The focus is on $$F(x_0,y_0+\dfrac{p}{2})$$ and the generator line is given by the equation $$y=y_0-\dfrac{p}{2}$$.

The equation of the parabola is $$$(x-x_0)^2=2p(y-y_0)$$$

Given the parabola $$x^2-8y+16=0$$, find its focus, its vertex and the equation of its generator line.

First we should express the equation of the parabola in the form $$(x-x_0)^2=2p(y-y_0)$$.

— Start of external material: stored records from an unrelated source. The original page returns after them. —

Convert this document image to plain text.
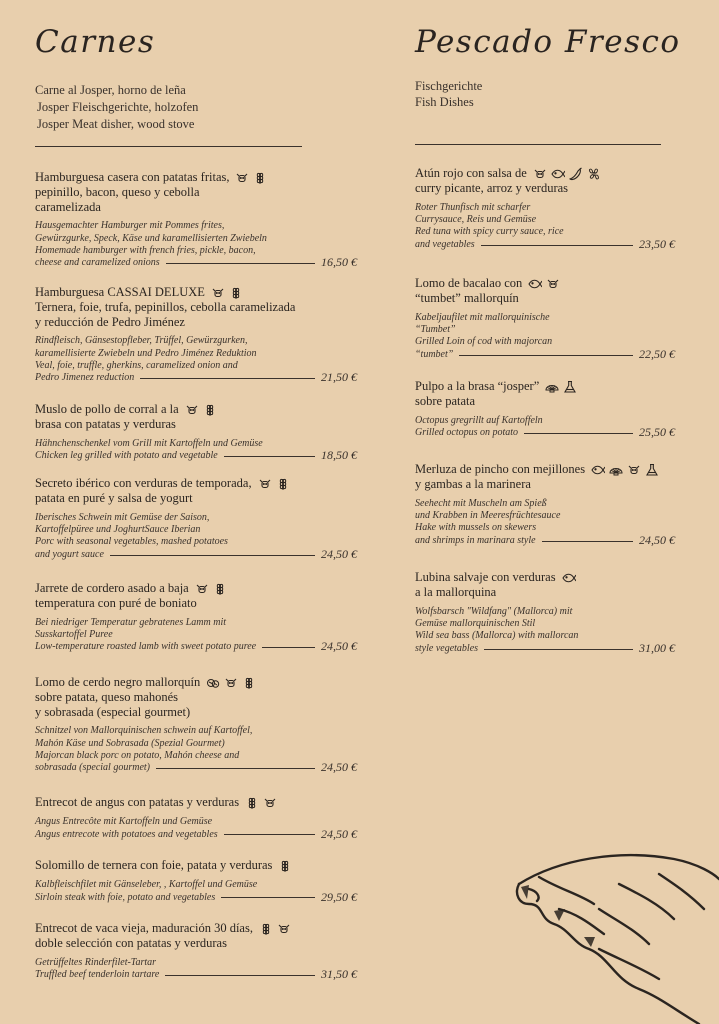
Carnes
Carne al Josper, horno de leña
Josper Fleischgerichte, holzofen
Josper Meat disher, wood stove
Hamburguesa casera con patatas fritas,
pepinillo, bacon, queso y cebolla
caramelizada
Hausgemachter Hamburger mit Pommes frites,
Gewürzgurke, Speck, Käse und karamellisierten Zwiebeln
Homemade hamburger with french fries, pickle, bacon,
cheese and caramelized onions	16,50 €
Hamburguesa CASSAI DELUXE
Ternera, foie, trufa, pepinillos, cebolla caramelizada
y reducción de Pedro Jiménez
Rindfleisch, Gänsestopfleber, Trüffel, Gewürzgurken,
karamellisierte Zwiebeln und Pedro Jiménez Reduktion
Veal, foie, truffle, gherkins, caramelized onion and
Pedro Jimenez reduction	21,50 €
Muslo de pollo de corral a la
brasa con patatas y verduras
Hähnchenschenkel vom Grill mit Kartoffeln und Gemüse
Chicken leg grilled with potato and vegetable	18,50 €
Secreto ibérico con verduras de temporada,
patata en puré y salsa de yogurt
Iberisches Schwein mit Gemüse der Saison,
Kartoffelpüree und JoghurtSauce Iberian
Porc with seasonal vegetables, mashed potatoes
and yogurt sauce	24,50 €
Jarrete de cordero asado a baja
temperatura con puré de boniato
Bei niedriger Temperatur gebratenes Lamm mit
Susskartoffel Puree
Low-temperature roasted lamb with sweet potato puree	24,50 €
Lomo de cerdo negro mallorquín
sobre patata, queso mahonés
y sobrasada (especial gourmet)
Schnitzel von Mallorquinischen schwein auf Kartoffel,
Mahón Käse und Sobrasada (Spezial Gourmet)
Majorcan black porc on potato, Mahón cheese and
sobrasada (special gourmet)	24,50 €
Entrecot de angus con patatas y verduras
Angus Entrecôte mit Kartoffeln und Gemüse
Angus entrecote with potatoes and vegetables	24,50 €
Solomillo de ternera con foie, patata y verduras
Kalbfleischfilet mit Gänseleber, , Kartoffel und Gemüse
Sirloin steak with foie, potato and vegetables	29,50 €
Entrecot de vaca vieja, maduración 30 días,
doble selección con patatas y verduras
Getrüffeltes Rinderfilet-Tartar
Truffled beef tenderloin tartare	31,50 €
Pescado Fresco
Fischgerichte
Fish Dishes
Atún rojo con salsa de
curry picante, arroz y verduras
Roter Thunfisch mit scharfer
Currysauce, Reis und Gemüse
Red tuna with spicy curry sauce, rice
and vegetables	23,50 €
Lomo de bacalao con
“tumbet” mallorquín
Kabeljaufilet mit mallorquinische
“Tumbet”
Grilled Loin of cod with majorcan
“tumbet”	22,50 €
Pulpo a la brasa “josper”
sobre patata
Octopus gregrillt auf Kartoffeln
Grilled octopus on potato	25,50 €
Merluza de pincho con mejillones
y gambas a la marinera
Seehecht mit Muscheln am Spieß
und Krabben in Meeresfrüchtesauce
Hake with mussels on skewers
and shrimps in marinara style	24,50 €
Lubina salvaje con verduras
a la mallorquina
Wolfsbarsch "Wildfang" (Mallorca) mit
Gemüse mallorquinischen Stil
Wild sea bass (Mallorca) with mallorcan
style vegetables	31,00 €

To do this we can add $$8y-16$$ on both sides, and take $$8$$ as common factor: $$$x^2=8(y-2)$$$

Expressed as $$(x-0)^2=2\cdot4(y-2)$$ we obtain all the necessary information.

Then we can identify $$x_0=0, y_0=2, p=4$$.

The focus is on $$F(x_0,y_0+\dfrac{p}{2})$$, in this case $$F(0,4)$$.

The vertex is on $$A(x_0,y_0)$$ i.e. $$A(0,2)$$.

The equation of the generator line is $$y=y_0-\dfrac{p}{2}$$, in our case is $$y=0$$.